Comment affronter les questions qui se posent « après » la prise en charge institutionnelle ? Nous avons décidé de présenter les collaborations entreprises entre le Foyer Georges Motte (FGM) et l’asbl Transit. Ces collaborations sont nées d’une nécessité de terrain et les pratiques mises en place sont en perpétuelle évolution. Nous commencerons par présenter succinctement les deux institutions. Nous continuerons ensuite par exposer ce qui nous a amené à travailler en étroite collaboration et nous finirons par quelques situations pour illustrer le travail effectué.

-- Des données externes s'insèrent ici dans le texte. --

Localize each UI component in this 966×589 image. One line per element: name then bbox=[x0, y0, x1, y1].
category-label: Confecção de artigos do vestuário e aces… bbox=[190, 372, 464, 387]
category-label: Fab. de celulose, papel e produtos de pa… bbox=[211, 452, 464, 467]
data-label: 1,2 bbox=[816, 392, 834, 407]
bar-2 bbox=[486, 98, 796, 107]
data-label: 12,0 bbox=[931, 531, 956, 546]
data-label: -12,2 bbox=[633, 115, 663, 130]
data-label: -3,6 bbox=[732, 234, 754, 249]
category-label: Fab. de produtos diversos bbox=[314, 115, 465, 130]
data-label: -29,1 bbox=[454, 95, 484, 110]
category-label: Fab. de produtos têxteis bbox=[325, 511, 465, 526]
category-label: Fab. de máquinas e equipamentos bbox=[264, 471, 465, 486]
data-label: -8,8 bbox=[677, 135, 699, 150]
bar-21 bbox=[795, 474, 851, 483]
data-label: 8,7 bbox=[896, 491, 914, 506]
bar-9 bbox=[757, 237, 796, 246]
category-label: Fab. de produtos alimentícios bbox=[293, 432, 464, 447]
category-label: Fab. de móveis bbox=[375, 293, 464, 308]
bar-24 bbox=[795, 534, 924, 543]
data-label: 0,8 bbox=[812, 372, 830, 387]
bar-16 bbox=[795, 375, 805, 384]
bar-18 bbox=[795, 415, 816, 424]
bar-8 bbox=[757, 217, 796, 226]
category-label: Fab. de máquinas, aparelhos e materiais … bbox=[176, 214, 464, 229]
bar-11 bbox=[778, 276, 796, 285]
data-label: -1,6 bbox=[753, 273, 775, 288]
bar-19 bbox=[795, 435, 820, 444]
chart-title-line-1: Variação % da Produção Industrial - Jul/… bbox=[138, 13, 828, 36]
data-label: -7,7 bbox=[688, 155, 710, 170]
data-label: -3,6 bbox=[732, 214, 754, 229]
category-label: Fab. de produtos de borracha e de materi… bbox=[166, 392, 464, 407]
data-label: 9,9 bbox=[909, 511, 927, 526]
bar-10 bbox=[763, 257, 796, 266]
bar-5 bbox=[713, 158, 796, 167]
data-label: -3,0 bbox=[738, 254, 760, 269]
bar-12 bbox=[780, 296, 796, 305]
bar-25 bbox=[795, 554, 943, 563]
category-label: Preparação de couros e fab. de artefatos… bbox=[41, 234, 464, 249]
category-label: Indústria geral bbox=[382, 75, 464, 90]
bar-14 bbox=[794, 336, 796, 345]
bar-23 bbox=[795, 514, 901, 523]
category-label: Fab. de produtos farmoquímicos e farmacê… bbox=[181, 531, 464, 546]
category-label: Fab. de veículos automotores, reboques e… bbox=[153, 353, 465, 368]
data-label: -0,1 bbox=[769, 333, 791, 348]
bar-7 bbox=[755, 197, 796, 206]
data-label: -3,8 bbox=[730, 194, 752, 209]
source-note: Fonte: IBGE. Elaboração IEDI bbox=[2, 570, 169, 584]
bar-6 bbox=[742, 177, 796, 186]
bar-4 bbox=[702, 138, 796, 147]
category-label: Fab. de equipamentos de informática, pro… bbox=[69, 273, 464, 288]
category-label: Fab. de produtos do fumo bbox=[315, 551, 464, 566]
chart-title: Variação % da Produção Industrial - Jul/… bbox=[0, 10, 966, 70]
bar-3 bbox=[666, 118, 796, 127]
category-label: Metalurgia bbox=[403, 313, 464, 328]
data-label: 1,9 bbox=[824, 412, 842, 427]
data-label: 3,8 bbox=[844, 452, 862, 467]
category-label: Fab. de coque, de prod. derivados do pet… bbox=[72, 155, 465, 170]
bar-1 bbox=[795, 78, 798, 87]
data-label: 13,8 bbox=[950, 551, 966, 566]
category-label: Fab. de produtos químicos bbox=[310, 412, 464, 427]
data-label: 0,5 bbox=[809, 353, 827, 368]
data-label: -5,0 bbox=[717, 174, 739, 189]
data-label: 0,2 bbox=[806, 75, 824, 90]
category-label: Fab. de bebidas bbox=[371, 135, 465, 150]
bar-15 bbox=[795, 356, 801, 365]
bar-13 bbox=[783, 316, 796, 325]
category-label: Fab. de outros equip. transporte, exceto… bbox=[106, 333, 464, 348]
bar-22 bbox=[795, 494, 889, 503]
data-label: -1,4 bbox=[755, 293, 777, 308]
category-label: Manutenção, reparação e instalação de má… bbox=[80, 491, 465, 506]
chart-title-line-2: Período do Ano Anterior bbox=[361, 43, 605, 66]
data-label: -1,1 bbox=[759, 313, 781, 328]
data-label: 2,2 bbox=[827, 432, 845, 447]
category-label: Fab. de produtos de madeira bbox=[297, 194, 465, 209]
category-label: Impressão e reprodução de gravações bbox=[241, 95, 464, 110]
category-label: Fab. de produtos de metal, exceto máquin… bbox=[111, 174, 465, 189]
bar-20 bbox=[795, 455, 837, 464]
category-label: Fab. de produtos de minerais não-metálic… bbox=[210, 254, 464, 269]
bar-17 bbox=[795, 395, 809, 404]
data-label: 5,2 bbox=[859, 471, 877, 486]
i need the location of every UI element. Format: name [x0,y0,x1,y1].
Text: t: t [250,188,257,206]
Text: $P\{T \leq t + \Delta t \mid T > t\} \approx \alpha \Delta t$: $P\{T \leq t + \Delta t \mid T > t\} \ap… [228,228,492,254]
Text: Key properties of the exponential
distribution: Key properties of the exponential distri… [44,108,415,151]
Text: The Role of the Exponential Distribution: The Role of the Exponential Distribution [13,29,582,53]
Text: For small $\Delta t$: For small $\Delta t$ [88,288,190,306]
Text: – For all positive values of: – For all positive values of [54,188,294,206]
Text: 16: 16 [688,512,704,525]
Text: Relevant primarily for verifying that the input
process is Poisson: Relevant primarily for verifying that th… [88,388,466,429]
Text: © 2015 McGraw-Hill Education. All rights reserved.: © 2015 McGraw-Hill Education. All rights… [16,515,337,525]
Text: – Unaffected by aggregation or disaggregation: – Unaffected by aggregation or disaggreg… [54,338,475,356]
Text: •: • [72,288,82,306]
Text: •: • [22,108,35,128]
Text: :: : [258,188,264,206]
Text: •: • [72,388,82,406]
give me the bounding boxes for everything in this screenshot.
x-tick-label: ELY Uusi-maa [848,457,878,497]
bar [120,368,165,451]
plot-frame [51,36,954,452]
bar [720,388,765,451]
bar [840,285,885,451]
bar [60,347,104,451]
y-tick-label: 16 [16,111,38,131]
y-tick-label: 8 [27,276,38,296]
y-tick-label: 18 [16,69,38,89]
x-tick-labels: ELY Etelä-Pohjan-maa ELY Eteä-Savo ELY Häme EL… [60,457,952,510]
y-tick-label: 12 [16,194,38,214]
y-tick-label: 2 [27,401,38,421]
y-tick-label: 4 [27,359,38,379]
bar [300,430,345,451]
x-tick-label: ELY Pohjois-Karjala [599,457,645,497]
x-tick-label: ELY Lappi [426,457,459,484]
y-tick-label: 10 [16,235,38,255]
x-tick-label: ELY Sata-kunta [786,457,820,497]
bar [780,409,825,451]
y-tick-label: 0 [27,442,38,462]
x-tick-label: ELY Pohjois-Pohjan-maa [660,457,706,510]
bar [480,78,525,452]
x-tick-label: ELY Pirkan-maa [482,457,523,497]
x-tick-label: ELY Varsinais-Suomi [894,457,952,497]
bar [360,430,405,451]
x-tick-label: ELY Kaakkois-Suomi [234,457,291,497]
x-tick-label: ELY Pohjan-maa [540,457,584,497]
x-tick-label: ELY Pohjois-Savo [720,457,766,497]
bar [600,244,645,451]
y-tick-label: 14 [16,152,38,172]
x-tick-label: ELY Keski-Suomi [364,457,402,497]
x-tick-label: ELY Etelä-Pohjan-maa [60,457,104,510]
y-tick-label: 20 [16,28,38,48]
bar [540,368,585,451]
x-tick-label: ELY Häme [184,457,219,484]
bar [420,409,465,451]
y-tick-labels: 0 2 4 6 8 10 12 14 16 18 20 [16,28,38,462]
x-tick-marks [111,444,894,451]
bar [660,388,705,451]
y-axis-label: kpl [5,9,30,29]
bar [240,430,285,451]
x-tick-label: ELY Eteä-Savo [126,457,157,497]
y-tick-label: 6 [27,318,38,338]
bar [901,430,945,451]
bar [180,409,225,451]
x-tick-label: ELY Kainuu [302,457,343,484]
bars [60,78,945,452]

Le centre Transit est un centre d’accueil de crise et d’hébergement pour usagers de drogues qui se caractérise par son bas seuil d’accès. Il offre à la fois une prise en charge résidentielle de courte durée et une prise en charge en centre de jour.
Sa mission principale est d’accueillir les usagers, de leur redonner une certaine dignité sociale via le recouvrement partiel ou total de leurs acquis sociaux et de réorienter les usagers selon la nécessité et la demande de ceux-ci. Dans ce cadre, l’asbl Transit est, entre autres, amenée à travailler avec des maisons d’accueil afin de répondre à la problématique du logement d’une partie de ses usagers mais aussi comme solution alternative à la rue en attente d’autres projets dont les délais excèdent le temps de prise en charge habituel.
Le Foyer Georges Motte (FGM) est une maison d’accueil pour hommes en difficulté de 18 à 65 ans, située à Bruxelles. Elle fait partie des oeuvres sociales de l’Armée du Salut. Elle est agréée par la Commission communautaire française pour accueillir 77 personnes. Ses missions sont : l’accueil, l’hébergement et la réinsertion sociale, professionnelle et familiale. L’axe central du projet est basé sur le principe de l’occupation. La personne hébergée au sein du FGM doit être occupée au moins 28 heures par semaine (quatre jours par semaine) soit par un contrat de travail, de formation ou bien par une activité dans un centre de jour. Si ce n’est pas le cas, la personne devra s’occuper bénévolement au sein de la structure (magasin de seconde main, ateliers de réparation, cuisine …).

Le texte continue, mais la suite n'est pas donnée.